Dépistage de la consommation de substances psychoactives en milieu professionnel : enjeux techniques, éthiques et réglementaires

L. Tuchtan-Torrents, C. Bartoli, M-P. Lehucher-Michel, P. Le Coz, G. Léonetti, A-L. Pélissier-Alicot Archives des maladies professionnelles et de l’environnement, 2014, vol.75, N°5, pp.470-477. Bibliographie
L’altération des performances psychomotrices engendrée par la consommation de substances psychoactives (SPA) génère des risques d’accidents pour les salariés ou des tiers.
Qu’en est-il du statut actuel du dépistage des SPA en milieu professionnel ?
Le dépistage d’une consommation d’alcool est généralement réalisé par un éthylotest : éthylotests chimiques, éthylotests électroniques, éthylomètres dont les appareils les plus récents utilisent des filtres pour supprimer l’influence des solvants.
Le dépistage d’une consommation de SPA comprend une période de dépistage, suivie en cas de positivité par une épreuve de confirmation.
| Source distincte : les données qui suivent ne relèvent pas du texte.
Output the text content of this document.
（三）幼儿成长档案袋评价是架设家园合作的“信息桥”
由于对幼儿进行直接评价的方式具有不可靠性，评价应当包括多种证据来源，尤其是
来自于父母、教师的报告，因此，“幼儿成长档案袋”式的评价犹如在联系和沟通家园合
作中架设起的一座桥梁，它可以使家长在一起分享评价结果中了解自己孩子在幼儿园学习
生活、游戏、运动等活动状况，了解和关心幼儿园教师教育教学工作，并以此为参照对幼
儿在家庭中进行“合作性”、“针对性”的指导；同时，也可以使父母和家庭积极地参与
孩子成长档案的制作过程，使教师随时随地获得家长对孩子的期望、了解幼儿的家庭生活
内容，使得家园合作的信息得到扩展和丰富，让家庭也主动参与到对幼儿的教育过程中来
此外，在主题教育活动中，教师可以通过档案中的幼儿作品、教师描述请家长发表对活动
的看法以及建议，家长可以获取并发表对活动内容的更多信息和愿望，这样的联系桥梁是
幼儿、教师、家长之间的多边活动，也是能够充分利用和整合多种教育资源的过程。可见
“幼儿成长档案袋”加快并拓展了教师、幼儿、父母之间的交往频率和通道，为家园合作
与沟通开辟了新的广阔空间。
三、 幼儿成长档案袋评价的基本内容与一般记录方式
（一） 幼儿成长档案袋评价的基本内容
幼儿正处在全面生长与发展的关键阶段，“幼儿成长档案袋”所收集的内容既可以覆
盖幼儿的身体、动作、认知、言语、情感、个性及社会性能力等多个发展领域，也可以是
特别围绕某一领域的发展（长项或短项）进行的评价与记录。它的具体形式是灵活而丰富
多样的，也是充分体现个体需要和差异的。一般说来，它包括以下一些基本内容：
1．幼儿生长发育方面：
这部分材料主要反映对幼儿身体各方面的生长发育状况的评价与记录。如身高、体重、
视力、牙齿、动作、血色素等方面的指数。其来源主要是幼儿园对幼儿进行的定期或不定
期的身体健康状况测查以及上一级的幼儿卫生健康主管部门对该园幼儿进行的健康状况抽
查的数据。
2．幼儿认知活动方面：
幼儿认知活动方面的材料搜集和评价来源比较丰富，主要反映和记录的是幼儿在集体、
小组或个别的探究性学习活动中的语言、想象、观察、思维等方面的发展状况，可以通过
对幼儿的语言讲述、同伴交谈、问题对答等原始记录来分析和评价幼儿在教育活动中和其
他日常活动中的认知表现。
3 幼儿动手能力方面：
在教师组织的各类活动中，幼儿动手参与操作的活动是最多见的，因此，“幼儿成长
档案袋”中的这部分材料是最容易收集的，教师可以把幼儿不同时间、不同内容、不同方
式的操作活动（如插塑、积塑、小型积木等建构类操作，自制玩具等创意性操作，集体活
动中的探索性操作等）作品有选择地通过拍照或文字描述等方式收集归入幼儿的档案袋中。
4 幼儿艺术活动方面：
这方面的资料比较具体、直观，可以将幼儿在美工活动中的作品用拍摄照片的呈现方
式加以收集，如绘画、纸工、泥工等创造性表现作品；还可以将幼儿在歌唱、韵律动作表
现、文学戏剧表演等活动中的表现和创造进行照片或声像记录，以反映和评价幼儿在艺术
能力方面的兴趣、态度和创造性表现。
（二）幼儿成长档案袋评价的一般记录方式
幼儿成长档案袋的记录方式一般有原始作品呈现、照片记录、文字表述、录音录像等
Les milieux dédiés au dépistage sont l’urine et la salive. L’utilisation de la salive longtemps controversée du fait du risque élevé de faux positifs pour les cannabinoïdes a bénéficié de progrès technologiques récents et sa fiabilité est meilleure actuellement. Elle est d’ailleurs utilisée par les forces de l’ordre dans le dépistage de l’usage des stupéfiants chez les conducteurs de véhicules impliqués dans un accident de la circulation.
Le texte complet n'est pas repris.